Is It Legal for Doctors to Prescribe Placebos

In the context of a serious illness, some participants also used a speech of desperation to justify prescribing placebos: provided that the patient could benefit from them and that certain other conditions were met, they felt that it was “worthwhile” to try placebos as a last resort. Additional conditions necessary for the acceptance of placebos included the lack of a proven effective treatment, placebo that does not harm, and the person who suffers or otherwise suffers. Although the WADA`s Code of Medical Ethics itself does not have the force of law, the courts generally give it weight in resolving issues in the area of informed consent. In Culbertson v. Mernitz, the Indiana Supreme Court, said, “The 1992 Code of Medical Ethics, as drafted by the American Medical Association`s Council for Ethical and Judicial Affairs, sets the standard for the medical profession for informed consent.” 26 In November 2006, following a proposal by the Ethical and Judicial Affairs Council to prohibit placebo deception, WADA adopted its current position on the use of placebos. The report, published in June 2007, notes that the use of misleading placebos is ethically inappropriate. WADA recommends that detected placebos can still be effective and allow the use of placebo “for diagnosis or treatment only if the patient is aware of it and agrees to its use.” 27 However, it is widely accepted that misleading placebos provide greater benefits. In fact, the placebos revealed can lead to side effects, skepticism about the medical system, and a loss of trust in doctors, which could make placebos more harmful than no treatment at all. A final reason is the difficulty of proving that the doctor caused the patient`s harm by not disclosing the use of a placebo. In a traditional case of informed consent, a lawyer can prove that a physician negligently failed to share important information with the patient.

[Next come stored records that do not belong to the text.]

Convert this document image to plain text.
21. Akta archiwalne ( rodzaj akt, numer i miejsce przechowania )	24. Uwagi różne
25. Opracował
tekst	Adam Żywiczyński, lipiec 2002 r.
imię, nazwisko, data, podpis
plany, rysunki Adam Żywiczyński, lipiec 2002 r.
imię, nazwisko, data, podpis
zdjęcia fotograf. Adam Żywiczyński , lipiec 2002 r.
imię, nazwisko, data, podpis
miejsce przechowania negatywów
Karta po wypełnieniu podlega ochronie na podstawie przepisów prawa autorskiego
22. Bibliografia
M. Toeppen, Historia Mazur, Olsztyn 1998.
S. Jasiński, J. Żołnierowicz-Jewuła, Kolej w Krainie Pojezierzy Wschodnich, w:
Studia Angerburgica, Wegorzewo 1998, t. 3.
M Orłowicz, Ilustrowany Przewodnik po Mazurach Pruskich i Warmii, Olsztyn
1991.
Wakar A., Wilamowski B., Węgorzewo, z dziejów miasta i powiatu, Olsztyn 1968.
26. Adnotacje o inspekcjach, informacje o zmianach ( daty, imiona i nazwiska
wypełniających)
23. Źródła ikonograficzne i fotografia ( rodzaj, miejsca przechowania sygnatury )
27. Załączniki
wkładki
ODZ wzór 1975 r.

Cases with placebos are difficult for lawyers because the whole basis of the placebo effect is a lack of disclosure to the patient. “Pure” placebos are, in fact, sugar pills or saline injections with no therapeutic value (apart from the fact that this is due to the psychological effects – we will come back to this later). This “pure” strain has been used by about 12% of GPs at some point in their careers. Among these doctors, there were various motivations, including the desire to create psychological treatment effects, reassure patients, soothe patients` desire for treatment, and treat “non-specific conditions.” Half of the doctors only told their patients something vaguely promising, such as “this therapy has helped many other patients.” About 25 percent told their patients that the treatment “promoted self-healing,” and less than 10 percent showed that the treatment was actually a placebo. Some focus groups suggested that careful use of language could solve the dilemma: if doctors are vague or cautious about how they describe placebos, they could use them to induce placebo effects without lying directly to patients. In other words, some participants suggested that careful wording (or “falsifying” the truth) could be a way to avoid “blatant” lies and thus make prescribing placebos acceptable. This resolution was not satisfactory to all participants and there were significant differences in the interpretation of some words. For example, some viewed “treatment” as a cure, while others viewed it as a simple implication that the substance could help the patient in some way. Other terminologies and formulations were also interpreted in different ways and the term “placebo” itself was problematic. For some, the “placebo” should be avoided at all costs; For others, avoiding the word “placebo” was an unacceptable deception.

Many participants believed that using the term “placebo” would render placebos powerless. Is it true that doctors prescribe treatments that they do not think are biochemically effective? The WADA guideline states that doctors must explain to patients that they can better understand their condition if they try different medications, including a placebo. If the patient agrees, the doctor does not have to determine which drug is counterfeit, nor does it have to obtain the patient`s specific consent before giving the falsified treatment. When participants looked at both the process and outcomes of prescribing placebo, they tried to weigh the pros and cons that were interpreted broadly in terms of individual patient, family, patient-doctor relationship, and society as a whole. When evaluating the benefits and harms, some groups and individual participants are guided by a tension between (a) physicians` desire to be honest (respecting patient autonomy) and (b) physicians` desire to do everything they can to help their patients. Participants recognized the potential for positive health outcomes from taking placebos and harm caused by the misleading prescribing process. Table 2 summarizes the multiple advantages and disadvantages of prescribing a placebo discussed in the focus groups. The following excerpt from Focus Group 5 shows how these advantages and disadvantages were discussed in interaction.

What did the doctors actually tell their patients? More than two-thirds of those who prescribed placebos told patients they had “received medications that are not normally used for your condition, but from which you could benefit.” To capture the range of public perspectives, we were guided by the concept of maximum variation sampling, an approach to sampling accepted in qualitative research […].